“GENEVA (Reuters) — A treaty banning nuclear weapons could come into force by the end of 2019, backers of a campaign that won the 2017 Nobel Peace Prize said in an annual progress report on Monday.”
This October 29 report also announced a newly established watchdog for the 2017 nuclear weapons ban known as the Treaty on the Prohibition of Nuclear Weapons (TPNW). The new “Nuclear Weapons Ban Monitor” published by Norwegian People’s Aid will measure progress related to signature, ratification, and entry into force of the TPNW.
So far, 19 governments have ratified the TPNW and it will come into force after 50 states ratify. Beatrice Fihn, executive director of the Nobel Peace Prize-winning International Campaign to Abolish Nuclear Weapons, told Reuters, “We have about 25 or 30 countries that say they will be ready [to ratify] by the end of 2019, so it’s definitely possible” to pass the 50 country mark next year.

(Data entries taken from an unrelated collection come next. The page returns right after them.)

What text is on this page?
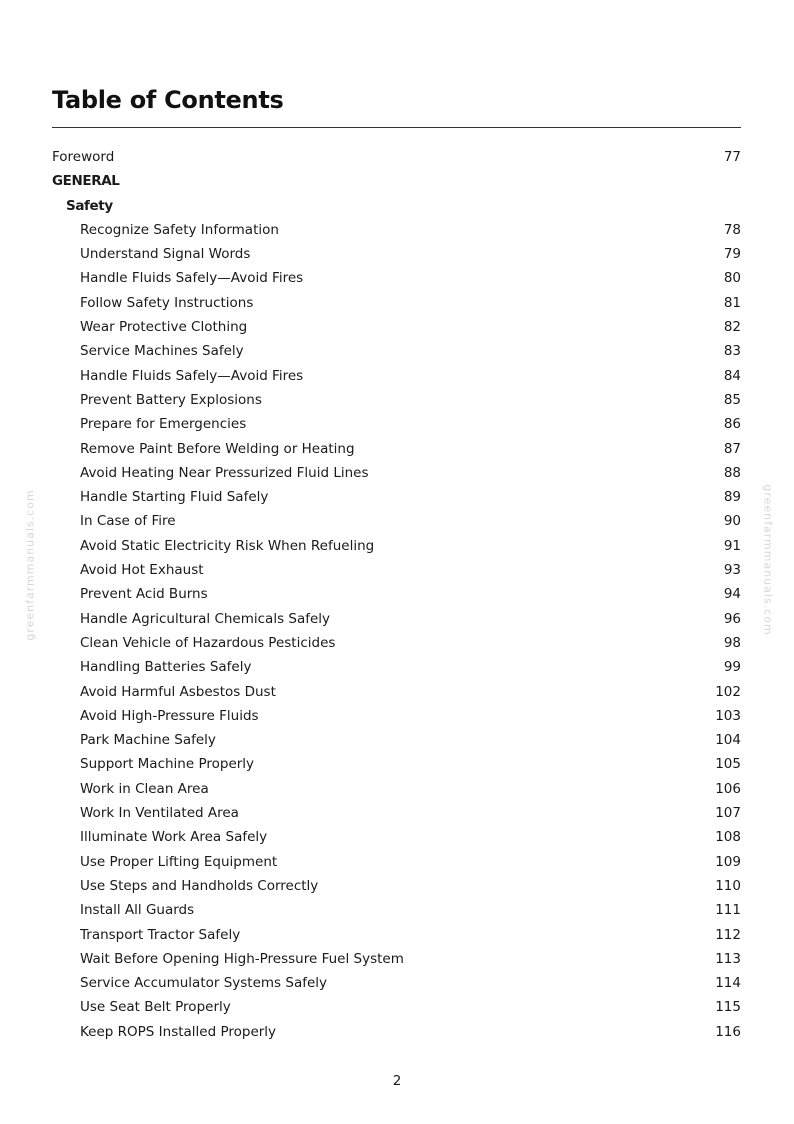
Table of Contents
Foreword	77
GENERAL
Safety
Recognize Safety Information	78
Understand Signal Words	79
Handle Fluids Safely—Avoid Fires	80
Follow Safety Instructions	81
Wear Protective Clothing	82
Service Machines Safely	83
Handle Fluids Safely—Avoid Fires	84
Prevent Battery Explosions	85
Prepare for Emergencies	86
Remove Paint Before Welding or Heating	87
Avoid Heating Near Pressurized Fluid Lines	88
Handle Starting Fluid Safely	89
In Case of Fire	90
Avoid Static Electricity Risk When Refueling	91
Avoid Hot Exhaust	93
Prevent Acid Burns	94
Handle Agricultural Chemicals Safely	96
Clean Vehicle of Hazardous Pesticides	98
Handling Batteries Safely	99
Avoid Harmful Asbestos Dust	102
Avoid High-Pressure Fluids	103
Park Machine Safely	104
Support Machine Properly	105
Work in Clean Area	106
Work In Ventilated Area	107
Illuminate Work Area Safely	108
Use Proper Lifting Equipment	109
Use Steps and Handholds Correctly	110
Install All Guards	111
Transport Tractor Safely	112
Wait Before Opening High-Pressure Fuel System	113
Service Accumulator Systems Safely	114
Use Seat Belt Properly	115
Keep ROPS Installed Properly	116
greenfarmmanuals.com	greenfarmmanuals.com
2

The TPNW places nuclear weapons in the same outlaw category as biological weapons, poison gas, land minds and cluster munitions, all of which are banned by treaties. The Monitor says the TPNW will further stigmatize both nuclear weapons and the countries that ignore the treaty. The Monitor can be downloaded on at www.banmonitor.org
The Monitor’s lead article says about the new ban treaty: “Adopted by 122 states on 7 July 2017 at a United Nations diplomatic conference, the TPNW provides a reassertion of the vision of a world free of nuclear weapons.” Once it takes effect, the TPNW will forbid the development, testing, possessing, hosting, using of, and threatening to use nuclear weapons. The treaty also outlaws assisting, encouraging, or inducing these prohibited acts. The treaty “codifies norms and actions that are needed to create and maintain a world without nuclear weapons,” the Monitor notes.

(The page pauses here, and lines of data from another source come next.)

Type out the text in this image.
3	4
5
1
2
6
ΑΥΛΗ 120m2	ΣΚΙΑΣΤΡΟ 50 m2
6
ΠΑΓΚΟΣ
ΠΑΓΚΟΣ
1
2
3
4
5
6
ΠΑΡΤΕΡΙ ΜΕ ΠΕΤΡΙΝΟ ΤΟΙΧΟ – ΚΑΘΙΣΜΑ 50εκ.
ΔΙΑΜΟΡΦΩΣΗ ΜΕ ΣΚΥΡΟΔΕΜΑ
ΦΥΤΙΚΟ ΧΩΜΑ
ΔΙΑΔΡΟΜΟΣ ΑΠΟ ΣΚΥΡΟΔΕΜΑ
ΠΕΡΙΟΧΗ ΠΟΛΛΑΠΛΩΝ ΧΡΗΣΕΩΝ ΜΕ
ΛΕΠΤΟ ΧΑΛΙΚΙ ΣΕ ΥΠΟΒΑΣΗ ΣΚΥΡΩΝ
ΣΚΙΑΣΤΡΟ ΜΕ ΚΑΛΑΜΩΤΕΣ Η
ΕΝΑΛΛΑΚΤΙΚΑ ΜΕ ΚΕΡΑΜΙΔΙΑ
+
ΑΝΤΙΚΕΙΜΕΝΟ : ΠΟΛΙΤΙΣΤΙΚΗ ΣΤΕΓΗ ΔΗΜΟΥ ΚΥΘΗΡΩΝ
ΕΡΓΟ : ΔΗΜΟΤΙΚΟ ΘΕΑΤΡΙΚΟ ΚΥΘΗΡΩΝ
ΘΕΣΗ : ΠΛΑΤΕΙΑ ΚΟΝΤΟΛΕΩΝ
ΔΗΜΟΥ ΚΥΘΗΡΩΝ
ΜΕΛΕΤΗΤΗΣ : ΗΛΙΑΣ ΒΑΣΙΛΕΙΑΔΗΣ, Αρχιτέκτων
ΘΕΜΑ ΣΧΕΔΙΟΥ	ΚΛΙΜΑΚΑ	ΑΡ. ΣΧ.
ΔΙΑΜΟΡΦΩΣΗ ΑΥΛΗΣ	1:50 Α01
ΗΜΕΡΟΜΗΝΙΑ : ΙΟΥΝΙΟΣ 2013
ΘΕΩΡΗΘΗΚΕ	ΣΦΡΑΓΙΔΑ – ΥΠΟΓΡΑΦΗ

The United States under president Obama led the nuclear-armed states’ opposition to the treaty, and when final negotiations were launched March 27, 2017, Trump’s UN ambassador Nikki Haley explained the US-led boycott this way: “[W]e have to be realistic. Is there anyone that believes that North Korea would agree to a ban on nuclear weapons?”

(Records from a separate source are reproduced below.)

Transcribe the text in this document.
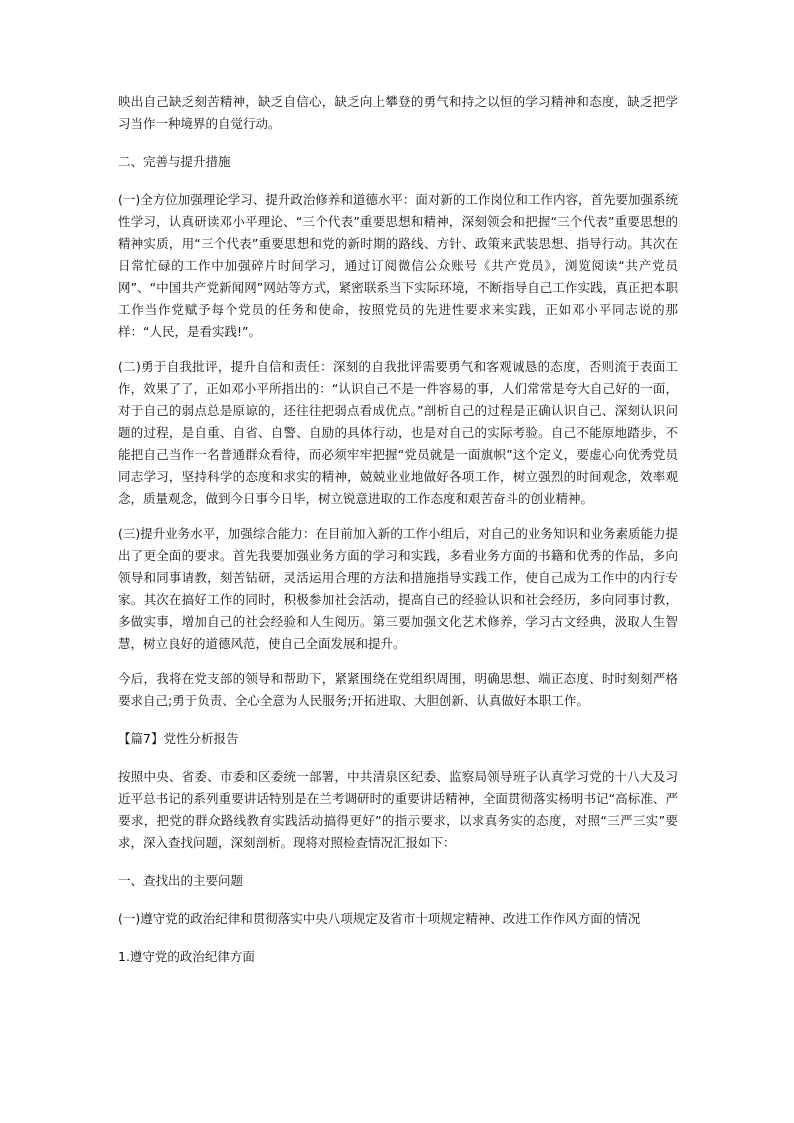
映出自己缺乏刻苦精神，缺乏自信心，缺乏向上攀登的勇气和持之以恒的学习精神和态度，缺乏把学习当作一种境界的自觉行动。

二、完善与提升措施

(一)全方位加强理论学习、提升政治修养和道德水平：面对新的工作岗位和工作内容，首先要加强系统性学习，认真研读邓小平理论、“三个代表”重要思想和精神，深刻领会和把握“三个代表”重要思想的精神实质，用“三个代表”重要思想和党的新时期的路线、方针、政策来武装思想、指导行动。其次在日常忙碌的工作中加强碎片时间学习，通过订阅微信公众账号《共产党员》，浏览阅读“共产党员网”、“中国共产党新闻网”网站等方式，紧密联系当下实际环境，不断指导自己工作实践，真正把本职工作当作党赋予每个党员的任务和使命，按照党员的先进性要求来实践，正如邓小平同志说的那样：“人民，是看实践!”。

(二)勇于自我批评，提升自信和责任：深刻的自我批评需要勇气和客观诚恳的态度，否则流于表面工作，效果了了，正如邓小平所指出的：“认识自己不是一件容易的事，人们常常是夸大自己好的一面，对于自己的弱点总是原谅的，还往往把弱点看成优点。”剖析自己的过程是正确认识自己、深刻认识问题的过程，是自重、自省、自警、自励的具体行动，也是对自己的实际考验。自己不能原地踏步，不能把自己当作一名普通群众看待，而必须牢牢把握“党员就是一面旗帜”这个定义，要虚心向优秀党员同志学习，坚持科学的态度和求实的精神，兢兢业业地做好各项工作，树立强烈的时间观念，效率观念，质量观念，做到今日事今日毕，树立锐意进取的工作态度和艰苦奋斗的创业精神。

(三)提升业务水平，加强综合能力：在目前加入新的工作小组后，对自己的业务知识和业务素质能力提出了更全面的要求。首先我要加强业务方面的学习和实践，多看业务方面的书籍和优秀的作品，多向领导和同事请教，刻苦钻研，灵活运用合理的方法和措施指导实践工作，使自己成为工作中的内行专家。其次在搞好工作的同时，积极参加社会活动，提高自己的经验认识和社会经历，多向同事讨教，多做实事，增加自己的社会经验和人生阅历。第三要加强文化艺术修养，学习古文经典，汲取人生智慧，树立良好的道德风范，使自己全面发展和提升。

今后，我将在党支部的领导和帮助下，紧紧围绕在党组织周围，明确思想、端正态度、时时刻刻严格要求自己;勇于负责、全心全意为人民服务;开拓进取、大胆创新、认真做好本职工作。

【篇7】党性分析报告

按照中央、省委、市委和区委统一部署，中共清泉区纪委、监察局领导班子认真学习党的十八大及习近平总书记的系列重要讲话特别是在兰考调研时的重要讲话精神，全面贯彻落实杨明书记“高标准、严要求，把党的群众路线教育实践活动搞得更好”的指示要求，以求真务实的态度，对照“三严三实”要求，深入查找问题，深刻剖析。现将对照检查情况汇报如下：

一、查找出的主要问题

(一)遵守党的政治纪律和贯彻落实中央八项规定及省市十项规定精神、改进工作作风方面的情况

1.遵守党的政治纪律方面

Realists for Unilateral Nuclear Abolition
But being realistic means at least listening to realists, and no one can be considered more so than the late Paul Nitze, the Cold War military strategist and Reagan presidential advisor. As Secretary of the Navy and later Deputy Secretary of Defense, Nitze drafted and implemented US nuclear war plans himself. His advocacy produced of the world’s first hydrogen bombs and the vast increase of the arsenal’s size.
Yet five years before his death, this hard-nosed realist wrote, “I see no compelling reason why we should not unilaterally get rid of our nuclear weapons. To maintain them is costly and adds nothing to our security.”
Sec. Nitze’s public and absolute renunciation of the Bomb, “A Threat Mostly to Ourselves,” New York Times, Oct. 29, 1999, read, “I can think of no circumstances under which it would be wise for the United States to use nuclear weapons, even in retaliation for their prior use against us.”
This total rejection of “nuclear deterrence” had become the view of a life-long defender of pro-nuclear orthodoxy. Sec. Nitze’s argument demolishes Ambassador Haley’s ahistorical March 27, 2017 UN speech, in which she said, “[W]e can’t honestly say that we can protect our people by allowing the bad actors to have [nuclear weapons], and those of us that are good, trying to keep peace and safety not to have them.”
Putting aside the United States’ “trying to keep peace and safety” by simultaneously bombing seven different countries, Amb. Haley’s excuses for the Bomb are archaic and laughable in view of the devastating non-nuclear weapons in the Pentagon’s hands. Sec. Nitze made this point crisply: “In view of the fact that we can achieve our objectives with conventional weapons, there is no purpose to be gained through the use of our nuclear arsenal.”
Haley and the nuclear-armed states could embrace the new ban treaty using Sec. Nitze’s words:“Destruction of the arms did not prove feasible then [in 1982], but there is no good reason why it should not be carried out now.”